Antoine Compagnon en 2014 / Fuente: Le Figaro

Antoine Compagnon en 2014 / Fuente: Le Figaro

»Tercera característica: habría que distinguir entre contrarrevolución y antirrevolución. La antirrevolución designa el conjunto de fuerzas que resisten a la Revolución, mientras que la contrarrevolución supone una teoría sobre la Revolución. Por consiguiente, de acuerdo con la distinción entre la antirrevolución y la contrarrevolución, nos interesan menos los antimodernos (el conjunto de fuerzas que se oponen a lo moderno), que aquellos a los que convendría más bien llamar contra-modernos puesto que su reacción está fundamentada en un pensamiento moderno. Sin embargo, contra-modernos no es un buen término. Por eso continuaremos hablando de antimodernos, sin olvidarnos de esta puntualización: los antimodernos no son los adversarios de lo moderno, sino los pensadores de lo moderno, sus teóricos.

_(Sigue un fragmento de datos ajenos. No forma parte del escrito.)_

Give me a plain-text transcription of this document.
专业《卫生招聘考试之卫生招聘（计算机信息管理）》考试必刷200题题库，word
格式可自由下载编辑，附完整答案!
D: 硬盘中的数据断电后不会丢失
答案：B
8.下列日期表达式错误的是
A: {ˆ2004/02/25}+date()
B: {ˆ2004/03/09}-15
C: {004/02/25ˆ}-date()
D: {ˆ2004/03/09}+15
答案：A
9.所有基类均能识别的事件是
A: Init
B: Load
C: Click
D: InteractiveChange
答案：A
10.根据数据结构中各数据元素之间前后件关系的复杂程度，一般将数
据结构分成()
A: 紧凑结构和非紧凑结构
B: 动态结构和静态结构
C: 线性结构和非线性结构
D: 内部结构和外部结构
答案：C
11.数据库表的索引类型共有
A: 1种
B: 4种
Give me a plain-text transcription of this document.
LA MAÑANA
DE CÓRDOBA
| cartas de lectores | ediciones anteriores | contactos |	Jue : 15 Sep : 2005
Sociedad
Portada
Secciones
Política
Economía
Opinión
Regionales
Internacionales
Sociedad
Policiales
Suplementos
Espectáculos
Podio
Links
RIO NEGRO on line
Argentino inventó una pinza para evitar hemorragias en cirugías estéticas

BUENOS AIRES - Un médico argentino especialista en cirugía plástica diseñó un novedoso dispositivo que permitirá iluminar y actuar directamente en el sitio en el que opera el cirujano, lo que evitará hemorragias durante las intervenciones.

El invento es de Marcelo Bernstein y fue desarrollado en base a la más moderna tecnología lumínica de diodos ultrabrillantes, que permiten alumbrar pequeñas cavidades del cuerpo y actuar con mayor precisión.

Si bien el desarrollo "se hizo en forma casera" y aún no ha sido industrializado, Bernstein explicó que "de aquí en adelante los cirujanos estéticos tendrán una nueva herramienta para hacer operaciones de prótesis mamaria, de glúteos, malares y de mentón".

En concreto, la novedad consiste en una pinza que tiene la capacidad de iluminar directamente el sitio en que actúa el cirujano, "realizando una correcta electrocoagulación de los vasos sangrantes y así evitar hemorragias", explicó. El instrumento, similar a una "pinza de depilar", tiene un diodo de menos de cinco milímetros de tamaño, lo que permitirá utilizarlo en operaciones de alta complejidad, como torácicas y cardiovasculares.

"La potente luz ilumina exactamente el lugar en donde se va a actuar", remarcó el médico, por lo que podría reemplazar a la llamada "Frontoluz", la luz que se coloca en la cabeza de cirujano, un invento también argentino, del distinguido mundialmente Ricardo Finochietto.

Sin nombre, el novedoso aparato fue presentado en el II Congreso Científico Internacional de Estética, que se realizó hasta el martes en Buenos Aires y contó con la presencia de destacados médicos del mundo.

»Teóricos de la Revolución, acostumbrados a sus razonamientos, los contrarrevolucionarios -o la mayoría de ellos, o lo más interesantes- son hijos de la Ilustración, y a menudo incluso de antiguos revolucionarios. Chateaubriand había visitado Ermenonville antes de 1789 y participado en la primera revolución nobiliaria, en Bretaña, en la primavera de 1789; en su Ensayo sobre las revoluciones (1797), admitía que la Revolución tenía muchas cosas buenas, reconocía lo que le debía a la Ilustración, y eximía a Rousseau de cualquier responsabilidad por sus veleidades terroristas. Bajo la Restauración, para los carlistas pasaba por un jacobino, y por un ultra para los liberales; incluso bajo la monarquía de Julio su oposición fue a la vez, paradójicamente, legitimista y liberal: «se dejó deslumbrar muy a menudo por las ilusiones de su época», lamentará Barbey d’Aurevilly. Burke, un whig, tomó partido por los colonos americanos contra la Corona. De Maistre, antiguo francmasón, siguió siendo hasta el final un enemigo del despotismo. E incluso Bonald, alcalde de Millau en 1789, vivió las primicias de la Revolución en la piel de un liberal. Baudelaire, en febrero de 1848, pedía que se fusilara al general Aupick, su suegro, mientras que Paulhan, convertidoen conservador, recordaba que había empezado su carrera como terrorista. El auténtico contrarrevolucionario ha conocido la embriaguez de la Revolución.

«Maurras, que no era un antimoderno aunque hubiera comenzado su vida como crítico literario, debutó en la carrera política denunciando la ambigüedad de Chateaubriand en 1898: «Prever ciertas calamidades, preverlas en público, con ese tono sarcástico, amargo y desenvuelto, equivale a propiciarlas… Este ídolo de los modernos conservadores representa para nosotros sobre todo el genio de las Revoluciones». Maurras insiste en una nota sobre el hecho de que «Chateaubriand permaneció siempre fiel a las ideas de la Revolución», que «lo que él quería, eran las ideas de la Revolución sin los hombres y las cosas de la Revolución», que fue «toda su vida un liberal, o, lo que es lo mismo, un anarquista». Nadie resume mejor que el futuro jefe de la Action Française la ambivalencia de Chateaubriand respecto a la Revolución y a la Ilustración, ambivalencia que basta para hacer de él un modelo de antimoderno.»

 

Antoine Compagnon, Los antimodernos, Barcelona, Acantilado, 2007, pp. 31-35.